Conhecedor como poucos dos conflitos humanos que existiram nas grandes cidades, O. Henry transmitiu nos seus contos aquelas enfrentadas situações e controvérsias que guiavam o comportamento, os sentimentos de tantos homens e mulheres, personagens que são reflexos da luta constante do ser humano para sobreviver num ambiente frio e hostil sem perderem a capacidade de amar.
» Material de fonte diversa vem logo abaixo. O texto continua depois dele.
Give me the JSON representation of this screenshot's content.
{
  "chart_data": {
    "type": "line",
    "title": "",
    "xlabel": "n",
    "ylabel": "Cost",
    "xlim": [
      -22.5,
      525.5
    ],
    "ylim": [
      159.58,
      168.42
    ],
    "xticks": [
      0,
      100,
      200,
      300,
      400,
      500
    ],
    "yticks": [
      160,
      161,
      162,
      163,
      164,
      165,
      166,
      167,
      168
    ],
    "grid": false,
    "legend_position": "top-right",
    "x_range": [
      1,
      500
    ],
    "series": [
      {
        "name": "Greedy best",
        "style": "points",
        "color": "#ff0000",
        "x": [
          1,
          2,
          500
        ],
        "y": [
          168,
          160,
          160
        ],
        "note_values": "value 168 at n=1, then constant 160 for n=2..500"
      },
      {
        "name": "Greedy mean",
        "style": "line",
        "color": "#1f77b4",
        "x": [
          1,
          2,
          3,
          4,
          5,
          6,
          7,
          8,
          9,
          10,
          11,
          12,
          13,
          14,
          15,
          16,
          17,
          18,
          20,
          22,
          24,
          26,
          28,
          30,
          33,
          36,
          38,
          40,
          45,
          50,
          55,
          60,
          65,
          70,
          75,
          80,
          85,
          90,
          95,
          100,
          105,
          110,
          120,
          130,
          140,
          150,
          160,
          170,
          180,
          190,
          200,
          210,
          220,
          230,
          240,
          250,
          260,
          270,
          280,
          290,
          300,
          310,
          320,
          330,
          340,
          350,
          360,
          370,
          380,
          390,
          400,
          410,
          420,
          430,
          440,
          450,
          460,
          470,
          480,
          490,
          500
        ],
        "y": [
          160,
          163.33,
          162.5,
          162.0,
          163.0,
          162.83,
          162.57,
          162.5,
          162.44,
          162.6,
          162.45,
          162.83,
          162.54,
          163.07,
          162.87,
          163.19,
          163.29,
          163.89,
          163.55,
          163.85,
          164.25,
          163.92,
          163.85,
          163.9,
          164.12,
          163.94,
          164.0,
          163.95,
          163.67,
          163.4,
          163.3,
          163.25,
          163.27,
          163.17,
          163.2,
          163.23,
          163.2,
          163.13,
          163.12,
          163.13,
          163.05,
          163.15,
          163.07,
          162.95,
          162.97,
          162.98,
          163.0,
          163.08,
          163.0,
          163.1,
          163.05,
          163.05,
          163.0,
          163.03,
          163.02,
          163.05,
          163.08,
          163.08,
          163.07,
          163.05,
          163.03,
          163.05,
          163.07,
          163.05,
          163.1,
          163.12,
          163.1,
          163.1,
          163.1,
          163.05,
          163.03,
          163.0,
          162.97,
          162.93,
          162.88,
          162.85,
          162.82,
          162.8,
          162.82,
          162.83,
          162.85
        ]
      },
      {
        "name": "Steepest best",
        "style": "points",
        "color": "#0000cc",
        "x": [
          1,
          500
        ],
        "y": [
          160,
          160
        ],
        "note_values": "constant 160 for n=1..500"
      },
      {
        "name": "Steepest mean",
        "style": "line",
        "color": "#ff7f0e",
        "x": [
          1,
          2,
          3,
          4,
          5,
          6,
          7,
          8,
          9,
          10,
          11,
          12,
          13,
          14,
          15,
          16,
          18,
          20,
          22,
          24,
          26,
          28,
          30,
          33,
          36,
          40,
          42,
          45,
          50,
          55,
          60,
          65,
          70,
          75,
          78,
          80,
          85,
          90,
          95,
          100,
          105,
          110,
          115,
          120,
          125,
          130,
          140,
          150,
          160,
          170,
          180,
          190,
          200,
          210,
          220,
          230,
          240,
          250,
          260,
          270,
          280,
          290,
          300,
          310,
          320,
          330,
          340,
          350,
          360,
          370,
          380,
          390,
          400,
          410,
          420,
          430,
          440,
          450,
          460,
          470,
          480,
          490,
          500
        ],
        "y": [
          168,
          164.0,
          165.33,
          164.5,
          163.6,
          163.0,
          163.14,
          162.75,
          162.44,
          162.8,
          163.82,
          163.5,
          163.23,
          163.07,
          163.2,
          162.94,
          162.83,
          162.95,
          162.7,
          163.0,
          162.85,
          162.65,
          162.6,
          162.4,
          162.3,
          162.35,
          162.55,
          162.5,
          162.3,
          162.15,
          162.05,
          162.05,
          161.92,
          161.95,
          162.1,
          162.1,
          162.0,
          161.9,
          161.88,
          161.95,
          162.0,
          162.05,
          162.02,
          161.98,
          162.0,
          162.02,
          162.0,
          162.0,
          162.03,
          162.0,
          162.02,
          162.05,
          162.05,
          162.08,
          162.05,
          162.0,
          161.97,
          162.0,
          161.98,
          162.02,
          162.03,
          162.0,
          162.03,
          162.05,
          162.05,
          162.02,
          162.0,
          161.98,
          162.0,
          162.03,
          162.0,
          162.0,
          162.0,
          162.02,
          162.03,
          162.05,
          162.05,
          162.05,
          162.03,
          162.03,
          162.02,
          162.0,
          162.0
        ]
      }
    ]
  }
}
Estórias de Nova Iorque compila os melhores exemplos da forma peculiar de narrativa deste grande escritor: a ironia, em certas situações tão próximas do sarcasmo; a ternura que impregna todas as páginas destas magníficas estórias, relatos em que se desenha frente aos nossos olhos a vida cotidiana, com uma lucidez desarmante, de uma das maiores, mais assombrosas e atraentes cidades do mundo - a tão sonhada e desejada Nova Iorque, cidade que O. Henry amava e compreendia, mas sobretudo aceitava. Aceitava as pequenas tragédias dos perdidos na multidão, as pequenas misérias de cada dia que tanto afligiam os seus personagens, heróis anônimos e improváveis.
O. Henry amou e compreendia Nova Iorque e inspirou-se nesta trágica e bela cidade, única nas suas virtudes e defeitos, para criar as suas melhores histórias.